Apart from reporting back to her pediatrician and scoring on an attention scale instead of a point system, both games appear to function the same.

While I don’t doubt that games can be beneficial in a treatment plan for ADHD, my question is more about what makes this game especially suited to that task, as opposed to a similar, non-FDA approved game. Perhaps the innovation lays in the ability to share collected data with a clinician, which can’t be done with other endless runners.

Oh, geez! That’s too bad, both for the staff clinician, and well as future innovations, as it appears to be a novel approach to treatment.

3 Likes

I haven’t been able to read Thom’s article yet, but my initial take on the issue of “what makes this game different or better than others” is that it doesn’t necessarily matter or even need to be better, for the intents of FDA approval. The difference btwn this and other games is that this game went through the approval process, and can now be prescribed. That’s a big deal in our healthcare landscape.
For example, a few years ago there was a pilot in one state to get home energy audits and certain follow-up recommendations qualified for health insurance. The audits include a lot about indoor air quality, and the beneficial impacts of good air quality on health are well-researched. If they could be prescribed by a doctor, they could be covered by insurance. For many families with sick kids, they couldn’t afford it otherwise.
Auditors had to hold a certification, though.
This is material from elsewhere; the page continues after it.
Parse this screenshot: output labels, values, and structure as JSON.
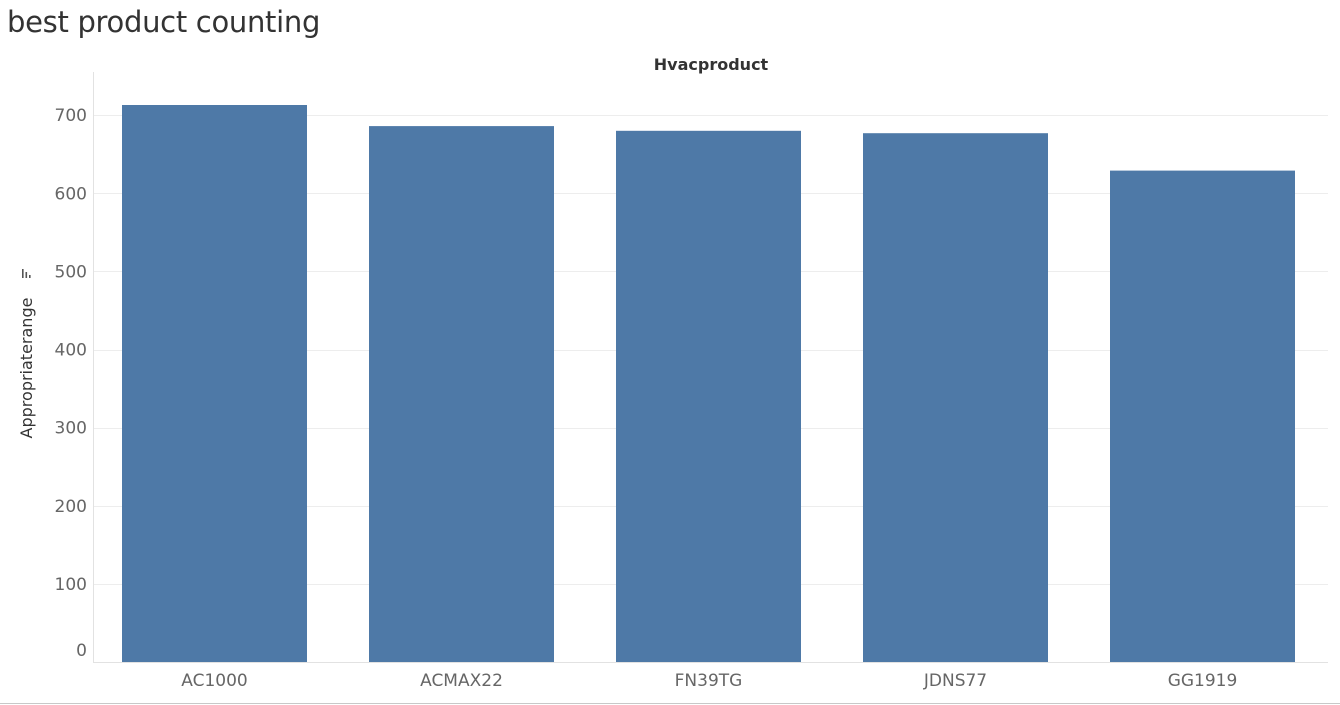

So one professional might be able to provide an identical audit to another, but if one of them is certified and the other is not, insurance would only cover the audit done by the certified person. The only difference between them is that one jumped through the hoops to provide the public with some confidence that their work would be comprehensive and meet quality standards.

3 Likes

This topic was automatically closed after 5 days. New replies are no longer allowed.